We all age …even the accounts receivables! Aging accounts receivables refer to the length of time an invoice has been outstanding. It is not advantageous to let account receivables age. It’s healthier for a company to ensure invoices are honored on time instead of payments getting delinquent or aged.
Mostly we do not default on payments of our utility bills like corporation tax/ water and property tax/ electricity bills. We get billed after the utility of these services. Because these are essential for our daily living we ensure we pay on time or at least at the earliest with a small fine. We do get reminders for late payments before the authorities take further action.

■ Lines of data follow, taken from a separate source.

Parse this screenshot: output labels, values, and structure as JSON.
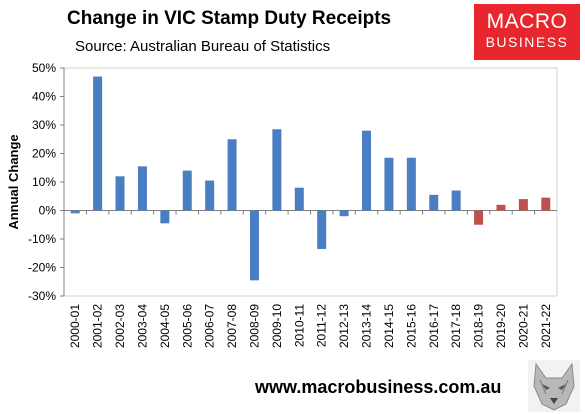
{
  "header": {
    "title": "Change in VIC Stamp Duty Receipts",
    "subtitle": "Source: Australian Bureau of Statistics"
  },
  "logo": {
    "line1": "MACRO",
    "line2": "BUSINESS",
    "bg_color": "#e8262d"
  },
  "footer": {
    "url": "www.macrobusiness.com.au",
    "icon": "wolf-icon"
  },
  "colors": {
    "actual": "#4a7ec2",
    "forecast": "#c0504d"
  },
  "chart_data": {
    "type": "bar",
    "title": "Change in VIC Stamp Duty Receipts",
    "ylabel": "Annual Change",
    "xlabel": "",
    "ylim": [
      -30,
      50
    ],
    "yticks": [
      "50%",
      "40%",
      "30%",
      "20%",
      "10%",
      "0%",
      "-10%",
      "-20%",
      "-30%"
    ],
    "grid": false,
    "categories": [
      "2000-01",
      "2001-02",
      "2002-03",
      "2003-04",
      "2004-05",
      "2005-06",
      "2006-07",
      "2007-08",
      "2008-09",
      "2009-10",
      "2010-11",
      "2011-12",
      "2012-13",
      "2013-14",
      "2014-15",
      "2015-16",
      "2016-17",
      "2017-18",
      "2018-19",
      "2019-20",
      "2020-21",
      "2021-22"
    ],
    "values": [
      -1,
      47,
      12,
      15.5,
      -4.5,
      14,
      10.5,
      25,
      -24.5,
      28.5,
      8,
      -13.5,
      -2,
      28,
      18.5,
      18.5,
      5.5,
      7,
      -5,
      2,
      4,
      4.5
    ],
    "forecast_from_index": 18
  }
}
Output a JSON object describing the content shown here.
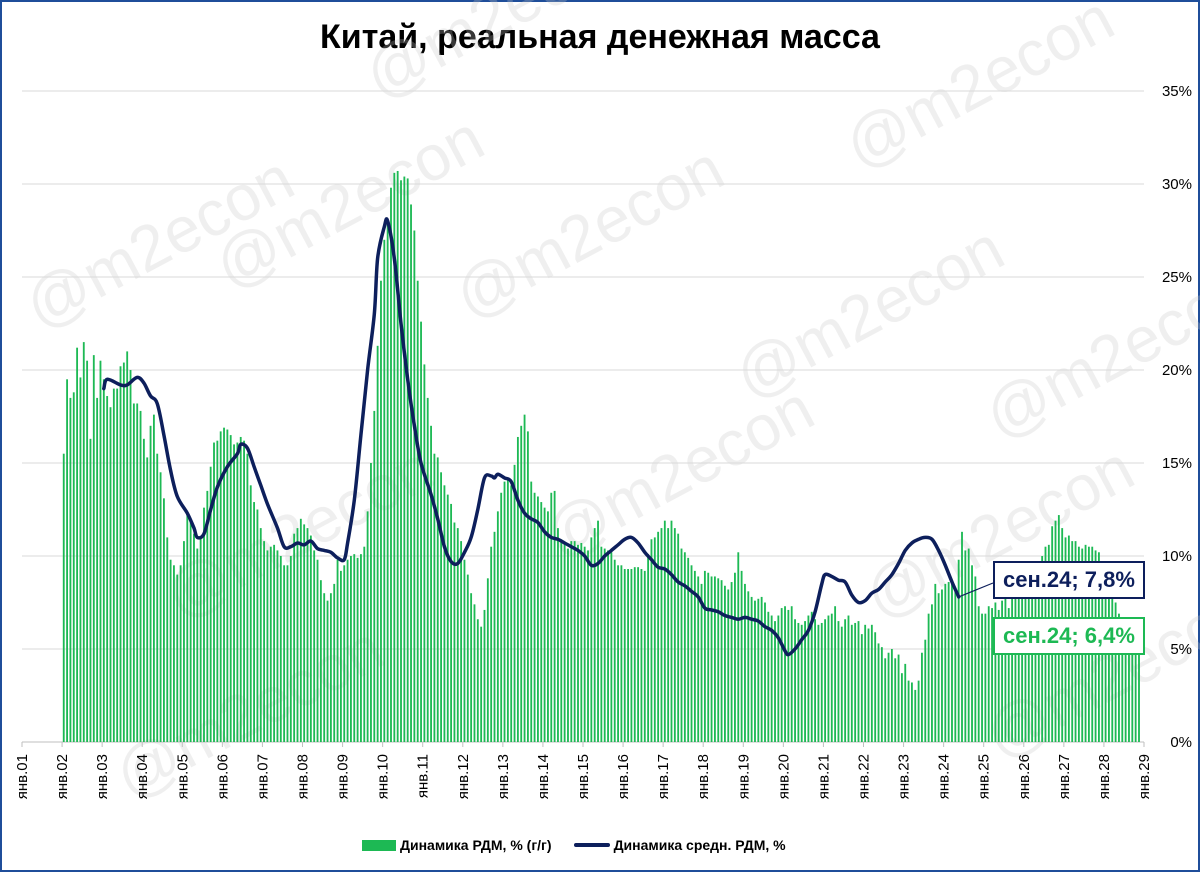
{
  "chart_data": {
    "type": "bar",
    "title": "Китай, реальная денежная масса",
    "y_unit": "%",
    "ylim": [
      0,
      35
    ],
    "yticks": [
      "0%",
      "5%",
      "10%",
      "15%",
      "20%",
      "25%",
      "30%",
      "35%"
    ],
    "xtick_labels": [
      "янв.01",
      "янв.02",
      "янв.03",
      "янв.04",
      "янв.05",
      "янв.06",
      "янв.07",
      "янв.08",
      "янв.09",
      "янв.10",
      "янв.11",
      "янв.12",
      "янв.13",
      "янв.14",
      "янв.15",
      "янв.16",
      "янв.17",
      "янв.18",
      "янв.19",
      "янв.20",
      "янв.21",
      "янв.22",
      "янв.23",
      "янв.24",
      "янв.25",
      "янв.26",
      "янв.27",
      "янв.28",
      "янв.29"
    ],
    "x_range": [
      "янв.01",
      "янв.29"
    ],
    "grid": true,
    "legend_position": "bottom",
    "series": [
      {
        "name": "Динамика РДМ, % (г/г)",
        "type": "bar",
        "color": "#1db954",
        "x_start": "янв.02",
        "x_step": "month",
        "values": [
          15.5,
          19.5,
          18.5,
          18.8,
          21.2,
          19.6,
          21.5,
          20.5,
          16.3,
          20.8,
          18.5,
          20.5,
          19.5,
          18.6,
          18.0,
          19.0,
          19.0,
          20.2,
          20.4,
          21.0,
          20.0,
          18.2,
          18.2,
          17.8,
          16.3,
          15.3,
          17.0,
          17.6,
          15.5,
          14.5,
          13.1,
          11.0,
          9.8,
          9.5,
          9.0,
          9.5,
          10.8,
          12.3,
          12.0,
          11.2,
          10.4,
          11.0,
          12.6,
          13.5,
          14.8,
          16.1,
          16.2,
          16.7,
          16.9,
          16.8,
          16.5,
          16.0,
          16.1,
          16.4,
          16.2,
          15.5,
          13.8,
          12.9,
          12.5,
          11.5,
          10.8,
          10.3,
          10.5,
          10.6,
          10.3,
          10.0,
          9.5,
          9.5,
          10.0,
          11.2,
          11.5,
          12.0,
          11.7,
          11.5,
          11.1,
          10.3,
          9.8,
          8.7,
          8.0,
          7.6,
          8.0,
          8.5,
          9.8,
          9.2,
          9.5,
          9.8,
          10.0,
          10.1,
          9.9,
          10.1,
          10.5,
          12.4,
          15.0,
          17.8,
          21.3,
          24.8,
          27.0,
          27.8,
          29.8,
          30.6,
          30.7,
          30.2,
          30.4,
          30.3,
          28.9,
          27.5,
          24.8,
          22.6,
          20.3,
          18.5,
          17.0,
          15.5,
          15.3,
          14.5,
          13.8,
          13.3,
          12.8,
          11.8,
          11.5,
          10.8,
          9.8,
          9.0,
          8.0,
          7.4,
          6.6,
          6.2,
          7.1,
          8.8,
          10.5,
          11.3,
          12.4,
          13.4,
          14.0,
          14.1,
          13.8,
          14.9,
          16.4,
          17.0,
          17.6,
          16.7,
          14.0,
          13.4,
          13.2,
          12.9,
          12.6,
          12.4,
          13.4,
          13.5,
          11.5,
          10.9,
          10.7,
          10.4,
          10.8,
          10.8,
          10.6,
          10.7,
          10.5,
          10.3,
          11.0,
          11.5,
          11.9,
          10.5,
          10.4,
          10.3,
          10.2,
          9.8,
          9.5,
          9.5,
          9.3,
          9.3,
          9.3,
          9.4,
          9.4,
          9.3,
          9.2,
          10.1,
          10.9,
          11.0,
          11.3,
          11.5,
          11.9,
          11.5,
          11.9,
          11.5,
          11.2,
          10.4,
          10.2,
          9.9,
          9.5,
          9.2,
          8.9,
          8.5,
          9.2,
          9.1,
          8.9,
          8.9,
          8.8,
          8.7,
          8.4,
          8.2,
          8.6,
          9.1,
          10.2,
          9.2,
          8.5,
          8.1,
          7.8,
          7.6,
          7.7,
          7.8,
          7.5,
          7.0,
          6.8,
          6.5,
          6.8,
          7.2,
          7.3,
          7.1,
          7.3,
          6.6,
          6.4,
          6.3,
          6.5,
          6.8,
          7.0,
          6.6,
          6.3,
          6.4,
          6.6,
          6.8,
          6.9,
          7.3,
          6.5,
          6.2,
          6.6,
          6.8,
          6.3,
          6.4,
          6.5,
          5.8,
          6.3,
          6.1,
          6.3,
          5.9,
          5.3,
          5.1,
          4.5,
          4.8,
          5.0,
          4.5,
          4.7,
          3.7,
          4.2,
          3.3,
          3.2,
          2.8,
          3.3,
          4.8,
          5.5,
          6.9,
          7.4,
          8.5,
          8.0,
          8.2,
          8.5,
          8.6,
          8.5,
          8.2,
          9.8,
          11.3,
          10.3,
          10.4,
          9.5,
          8.9,
          7.3,
          6.9,
          6.9,
          7.3,
          7.2,
          7.5,
          7.1,
          7.6,
          7.8,
          7.2,
          8.8,
          8.4,
          8.4,
          8.5,
          8.8,
          8.8,
          9.2,
          9.6,
          9.6,
          10.0,
          10.5,
          10.6,
          11.6,
          11.9,
          12.2,
          11.5,
          11.0,
          11.1,
          10.8,
          10.8,
          10.5,
          10.4,
          10.6,
          10.5,
          10.5,
          10.3,
          10.2,
          9.3,
          8.8,
          8.4,
          8.1,
          7.5,
          6.9,
          6.7,
          6.0,
          5.9,
          5.8,
          5.6,
          6.4
        ]
      },
      {
        "name": "Динамика средн. РДМ, %",
        "type": "line",
        "color": "#0d1f5c",
        "points": [
          [
            "2003-01",
            19.0
          ],
          [
            "2003-02",
            19.5
          ],
          [
            "2003-06",
            19.2
          ],
          [
            "2003-08",
            19.2
          ],
          [
            "2003-11",
            19.6
          ],
          [
            "2004-01",
            19.3
          ],
          [
            "2004-03",
            18.6
          ],
          [
            "2004-05",
            18.2
          ],
          [
            "2004-07",
            16.5
          ],
          [
            "2004-09",
            14.6
          ],
          [
            "2004-11",
            13.2
          ],
          [
            "2005-02",
            12.3
          ],
          [
            "2005-04",
            11.5
          ],
          [
            "2005-05",
            11.0
          ],
          [
            "2005-07",
            11.2
          ],
          [
            "2005-09",
            12.5
          ],
          [
            "2005-11",
            13.7
          ],
          [
            "2006-02",
            14.8
          ],
          [
            "2006-05",
            15.5
          ],
          [
            "2006-06",
            16.0
          ],
          [
            "2006-08",
            15.8
          ],
          [
            "2006-10",
            14.8
          ],
          [
            "2006-12",
            13.8
          ],
          [
            "2007-02",
            12.8
          ],
          [
            "2007-05",
            11.5
          ],
          [
            "2007-07",
            10.5
          ],
          [
            "2007-09",
            10.5
          ],
          [
            "2007-11",
            10.7
          ],
          [
            "2008-01",
            10.6
          ],
          [
            "2008-03",
            10.8
          ],
          [
            "2008-05",
            10.4
          ],
          [
            "2008-07",
            10.3
          ],
          [
            "2008-09",
            10.2
          ],
          [
            "2008-11",
            9.9
          ],
          [
            "2009-01",
            9.8
          ],
          [
            "2009-02",
            10.7
          ],
          [
            "2009-04",
            13.0
          ],
          [
            "2009-06",
            16.5
          ],
          [
            "2009-08",
            20.0
          ],
          [
            "2009-10",
            23.0
          ],
          [
            "2009-11",
            26.0
          ],
          [
            "2010-01",
            27.7
          ],
          [
            "2010-02",
            28.0
          ],
          [
            "2010-04",
            26.0
          ],
          [
            "2010-06",
            22.5
          ],
          [
            "2010-08",
            19.5
          ],
          [
            "2010-10",
            17.0
          ],
          [
            "2010-12",
            15.0
          ],
          [
            "2011-03",
            13.3
          ],
          [
            "2011-05",
            12.0
          ],
          [
            "2011-07",
            10.5
          ],
          [
            "2011-09",
            9.7
          ],
          [
            "2011-11",
            9.6
          ],
          [
            "2012-01",
            10.2
          ],
          [
            "2012-03",
            11.0
          ],
          [
            "2012-05",
            12.5
          ],
          [
            "2012-07",
            14.2
          ],
          [
            "2012-09",
            14.3
          ],
          [
            "2012-10",
            14.2
          ],
          [
            "2012-11",
            14.4
          ],
          [
            "2013-01",
            14.2
          ],
          [
            "2013-03",
            14.0
          ],
          [
            "2013-05",
            13.0
          ],
          [
            "2013-07",
            12.3
          ],
          [
            "2013-09",
            12.0
          ],
          [
            "2013-11",
            11.8
          ],
          [
            "2014-01",
            11.3
          ],
          [
            "2014-03",
            11.0
          ],
          [
            "2014-05",
            10.9
          ],
          [
            "2014-07",
            10.7
          ],
          [
            "2014-09",
            10.5
          ],
          [
            "2014-11",
            10.3
          ],
          [
            "2015-01",
            10.0
          ],
          [
            "2015-03",
            9.5
          ],
          [
            "2015-05",
            9.6
          ],
          [
            "2015-07",
            10.0
          ],
          [
            "2015-09",
            10.3
          ],
          [
            "2015-11",
            10.6
          ],
          [
            "2016-01",
            10.9
          ],
          [
            "2016-03",
            11.0
          ],
          [
            "2016-05",
            10.7
          ],
          [
            "2016-07",
            10.2
          ],
          [
            "2016-09",
            9.8
          ],
          [
            "2016-11",
            9.4
          ],
          [
            "2017-01",
            9.3
          ],
          [
            "2017-03",
            9.0
          ],
          [
            "2017-05",
            8.6
          ],
          [
            "2017-07",
            8.4
          ],
          [
            "2017-09",
            8.1
          ],
          [
            "2017-11",
            7.8
          ],
          [
            "2018-01",
            7.2
          ],
          [
            "2018-03",
            7.1
          ],
          [
            "2018-05",
            7.0
          ],
          [
            "2018-07",
            6.8
          ],
          [
            "2018-09",
            6.7
          ],
          [
            "2018-11",
            6.6
          ],
          [
            "2019-01",
            6.7
          ],
          [
            "2019-03",
            6.6
          ],
          [
            "2019-05",
            6.5
          ],
          [
            "2019-07",
            6.2
          ],
          [
            "2019-09",
            6.0
          ],
          [
            "2019-11",
            5.6
          ],
          [
            "2020-01",
            4.9
          ],
          [
            "2020-02",
            4.7
          ],
          [
            "2020-04",
            5.0
          ],
          [
            "2020-06",
            5.5
          ],
          [
            "2020-08",
            6.0
          ],
          [
            "2020-10",
            7.0
          ],
          [
            "2020-12",
            8.5
          ],
          [
            "2021-01",
            9.0
          ],
          [
            "2021-03",
            8.9
          ],
          [
            "2021-05",
            8.7
          ],
          [
            "2021-07",
            8.6
          ],
          [
            "2021-09",
            7.9
          ],
          [
            "2021-11",
            7.5
          ],
          [
            "2022-01",
            7.6
          ],
          [
            "2022-03",
            8.0
          ],
          [
            "2022-05",
            8.2
          ],
          [
            "2022-07",
            8.6
          ],
          [
            "2022-09",
            9.0
          ],
          [
            "2022-11",
            9.6
          ],
          [
            "2023-01",
            10.3
          ],
          [
            "2023-03",
            10.7
          ],
          [
            "2023-05",
            10.9
          ],
          [
            "2023-07",
            11.0
          ],
          [
            "2023-09",
            10.9
          ],
          [
            "2023-11",
            10.3
          ],
          [
            "2024-01",
            9.5
          ],
          [
            "2024-03",
            8.6
          ],
          [
            "2024-05",
            7.8
          ]
        ]
      }
    ],
    "callouts": {
      "line": "сен.24; 7,8%",
      "bar": "сен.24; 6,4%"
    },
    "watermark": "@m2econ"
  }
}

However when it comes to returning of borrowed funds this responsibility to pay back on time is not taken very seriously. Firms offer credits for products and services so the customers choose their products over the competitors’ products. But when payments are not received on time or as committed it hinders the entire functioning of the company.
Accounts receivable aging is a periodic report is used as a gauge to determine the financial health of a company’s customers. If an accounts receivable aging demonstrates that a company’s receivables are being collected much slower than normal, this is a warning sign that business may be slowing down or that the company is taking greater credit risk in its sales practices. The report shows the complete outstanding’s that are due and overdue. The report enables the outstanding’s to be traceable and manageable.
This report enables a company to change its strategy in dealing with its clients especially the chronically late payers . If a company experiences difficulty collecting accounts, as evidenced by the accounts receivable aging report, specific customers may be extended business on a cash-only basis.